Find and kill whatever is using a port

Updated 2026-07-05

Problem: Starting a service fails with "address already in use," and you need to find out what's already listening on that port before you can free it up.

Solution:

lsof -i :8080
COMMAND   PID USER FD   TYPE  DEVICE SIZE/OFF NODE NAME
python3 24862 node 3u  IPv4 1252652      0t0  TCP *:8080 (LISTEN)

How it works:

  • -i :8080 filters lsof's (list open files) output to sockets on port 8080, on any address.
  • The PID column is what you need next: kill 24862 stops that specific process. Try a plain kill first (sends SIGTERM, letting the process shut down cleanly) before reaching for kill -9 (SIGKILL, immediate and unconditional).

Variations:

# ss: no separate package needed, shows the same information
ss -ltnp 'sport = :8080'

# fuser: identify and kill in one step
fuser -k 8080/tcp
8080/tcp:            24862

ss ships with the base system on Debian and doesn't require installing anything, making it the first thing to reach for on a box you don't control. fuser -k skips the two-step "find the PID, then kill it" process entirely, sending SIGTERM straight to whatever's using the port; useful for a quick cleanup, but skip it when you specifically need to inspect the process (its command line, working directory, or owner) before deciding whether killing it is actually the right call.

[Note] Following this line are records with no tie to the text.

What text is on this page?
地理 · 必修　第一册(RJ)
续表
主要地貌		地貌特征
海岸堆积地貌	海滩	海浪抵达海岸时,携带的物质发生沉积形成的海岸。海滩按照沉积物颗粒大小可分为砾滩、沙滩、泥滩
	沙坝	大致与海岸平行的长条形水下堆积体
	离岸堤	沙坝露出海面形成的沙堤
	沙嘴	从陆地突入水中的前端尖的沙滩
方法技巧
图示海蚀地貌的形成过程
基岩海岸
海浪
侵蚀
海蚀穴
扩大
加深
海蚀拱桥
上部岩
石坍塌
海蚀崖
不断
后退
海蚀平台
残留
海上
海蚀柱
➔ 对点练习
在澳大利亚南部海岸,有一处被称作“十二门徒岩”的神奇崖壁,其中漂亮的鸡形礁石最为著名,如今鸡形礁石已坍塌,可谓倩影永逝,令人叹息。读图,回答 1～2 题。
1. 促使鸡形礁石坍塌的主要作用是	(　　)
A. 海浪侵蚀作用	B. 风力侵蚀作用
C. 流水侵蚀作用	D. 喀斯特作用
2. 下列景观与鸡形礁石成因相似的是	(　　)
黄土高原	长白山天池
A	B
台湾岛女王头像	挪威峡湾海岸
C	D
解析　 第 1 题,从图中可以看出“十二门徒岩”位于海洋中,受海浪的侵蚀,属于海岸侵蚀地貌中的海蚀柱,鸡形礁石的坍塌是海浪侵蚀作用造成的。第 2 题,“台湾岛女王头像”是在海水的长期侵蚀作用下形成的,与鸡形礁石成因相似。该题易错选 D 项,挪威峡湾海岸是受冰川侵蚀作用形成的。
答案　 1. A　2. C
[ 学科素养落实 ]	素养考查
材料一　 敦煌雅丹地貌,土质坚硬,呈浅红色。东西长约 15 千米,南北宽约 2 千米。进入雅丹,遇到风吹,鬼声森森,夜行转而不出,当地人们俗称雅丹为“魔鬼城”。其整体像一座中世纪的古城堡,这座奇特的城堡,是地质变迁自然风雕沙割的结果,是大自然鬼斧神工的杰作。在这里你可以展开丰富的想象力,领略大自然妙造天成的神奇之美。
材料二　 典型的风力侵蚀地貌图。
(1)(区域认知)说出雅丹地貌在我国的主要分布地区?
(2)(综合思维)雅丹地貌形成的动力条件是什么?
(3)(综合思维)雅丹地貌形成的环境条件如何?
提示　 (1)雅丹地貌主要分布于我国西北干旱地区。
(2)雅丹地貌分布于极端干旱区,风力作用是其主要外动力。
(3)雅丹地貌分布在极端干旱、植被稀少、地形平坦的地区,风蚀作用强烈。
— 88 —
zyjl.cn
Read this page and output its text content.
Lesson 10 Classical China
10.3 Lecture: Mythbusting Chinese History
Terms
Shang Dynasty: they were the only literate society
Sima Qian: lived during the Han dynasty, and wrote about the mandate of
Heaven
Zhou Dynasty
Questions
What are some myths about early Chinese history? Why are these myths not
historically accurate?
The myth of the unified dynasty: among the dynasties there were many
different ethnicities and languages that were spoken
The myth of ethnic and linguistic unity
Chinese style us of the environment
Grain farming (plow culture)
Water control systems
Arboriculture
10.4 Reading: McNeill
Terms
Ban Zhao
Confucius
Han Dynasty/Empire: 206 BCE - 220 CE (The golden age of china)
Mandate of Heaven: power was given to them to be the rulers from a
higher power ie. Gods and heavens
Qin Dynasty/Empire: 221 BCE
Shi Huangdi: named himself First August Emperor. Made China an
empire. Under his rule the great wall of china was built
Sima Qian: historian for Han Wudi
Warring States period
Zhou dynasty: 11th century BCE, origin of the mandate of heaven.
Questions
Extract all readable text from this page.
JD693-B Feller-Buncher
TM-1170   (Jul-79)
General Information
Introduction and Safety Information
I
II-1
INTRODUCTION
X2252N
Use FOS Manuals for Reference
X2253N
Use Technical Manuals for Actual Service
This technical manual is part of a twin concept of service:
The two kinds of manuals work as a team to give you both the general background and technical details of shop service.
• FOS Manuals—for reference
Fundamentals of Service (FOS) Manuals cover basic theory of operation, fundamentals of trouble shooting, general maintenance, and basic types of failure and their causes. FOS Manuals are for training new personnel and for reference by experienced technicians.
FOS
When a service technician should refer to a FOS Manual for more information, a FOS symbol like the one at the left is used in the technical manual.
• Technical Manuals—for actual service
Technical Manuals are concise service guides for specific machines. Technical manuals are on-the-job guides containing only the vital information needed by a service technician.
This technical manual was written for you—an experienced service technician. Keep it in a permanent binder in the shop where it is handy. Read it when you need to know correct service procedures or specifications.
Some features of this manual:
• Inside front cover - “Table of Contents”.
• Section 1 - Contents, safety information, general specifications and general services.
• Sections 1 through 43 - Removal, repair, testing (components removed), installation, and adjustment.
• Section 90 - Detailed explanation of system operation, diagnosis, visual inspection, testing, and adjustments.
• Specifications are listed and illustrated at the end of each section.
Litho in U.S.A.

All three commands default to TCP. A port bound over UDP (common for DNS resolvers or some monitoring agents) needs -i udp:8080 for lsof, sport = :8080 with -u instead of -t for ss, or 8080/udp for fuser. If kill doesn't work and the process lingers, it's usually stuck in an uninterruptible wait (disk I/O, most often), and kill -9 (SIGKILL) is the next step, bypassing the process's own shutdown handling entirely.